Right now, no code exists, but the idea is as follows:
-
The daemon will consist of a core packet switch which listens on a
tun
interface and exposes some virtual subnets to the host, whilst providing an interface to those subnets via a Unix-domain socket. -
Plug-in applications then connect to the Unix-domain socket and can "register" interest in receiving particular subsets of the traffic routed to the virtual subnet. They can also bind to virtual addresses on those subnets to be able to initiate communications.
Some possible applications:
- Stateful NAT64 (RFC-6146) and NAT46 (draft-liu-behave-nat46-02), including cross-protocol port forwarding.
- DNS64 (RFC-6147)
- PCP (RFC-6887)
- SNI-based routing, so your TLS server's logs show an IPv6 address derived from the address of the IPv4 client for auditing purposes, instead of the IP address of your SNI proxy server.
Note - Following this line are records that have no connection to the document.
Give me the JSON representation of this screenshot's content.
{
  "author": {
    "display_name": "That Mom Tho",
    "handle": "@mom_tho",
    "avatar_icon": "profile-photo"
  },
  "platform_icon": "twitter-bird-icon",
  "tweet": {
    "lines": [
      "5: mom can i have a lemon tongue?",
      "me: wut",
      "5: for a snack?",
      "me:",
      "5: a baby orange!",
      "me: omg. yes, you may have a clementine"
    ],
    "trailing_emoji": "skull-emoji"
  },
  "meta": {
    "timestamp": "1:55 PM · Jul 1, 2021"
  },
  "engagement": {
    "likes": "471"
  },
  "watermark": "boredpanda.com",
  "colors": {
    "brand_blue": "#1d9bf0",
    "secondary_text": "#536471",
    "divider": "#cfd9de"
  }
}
- Application-level firewalling (e.g. let your Wordpress blog access Wordpress for security updates without having to know every IP they host sites on),
- Deep-packet inspection.
This is obviously not a replacement for netfilter, pf or any other firewall you care to name. It's a compliment to it. Passing packets in and out of userspace has the distinct downside of performance penalties, thus for high performance routing, any kernel solution is going to run rings around this.
That said, on small home/business networks, the Internet link is typically 100Mbps or less, and even a Raspberry Pi packs a decent amount of computing oomph. Likely, we should be able to keep up with most small Internet connections. The aim will be for something that can keep up with ADSLv2 and similar grade links on modest hardware.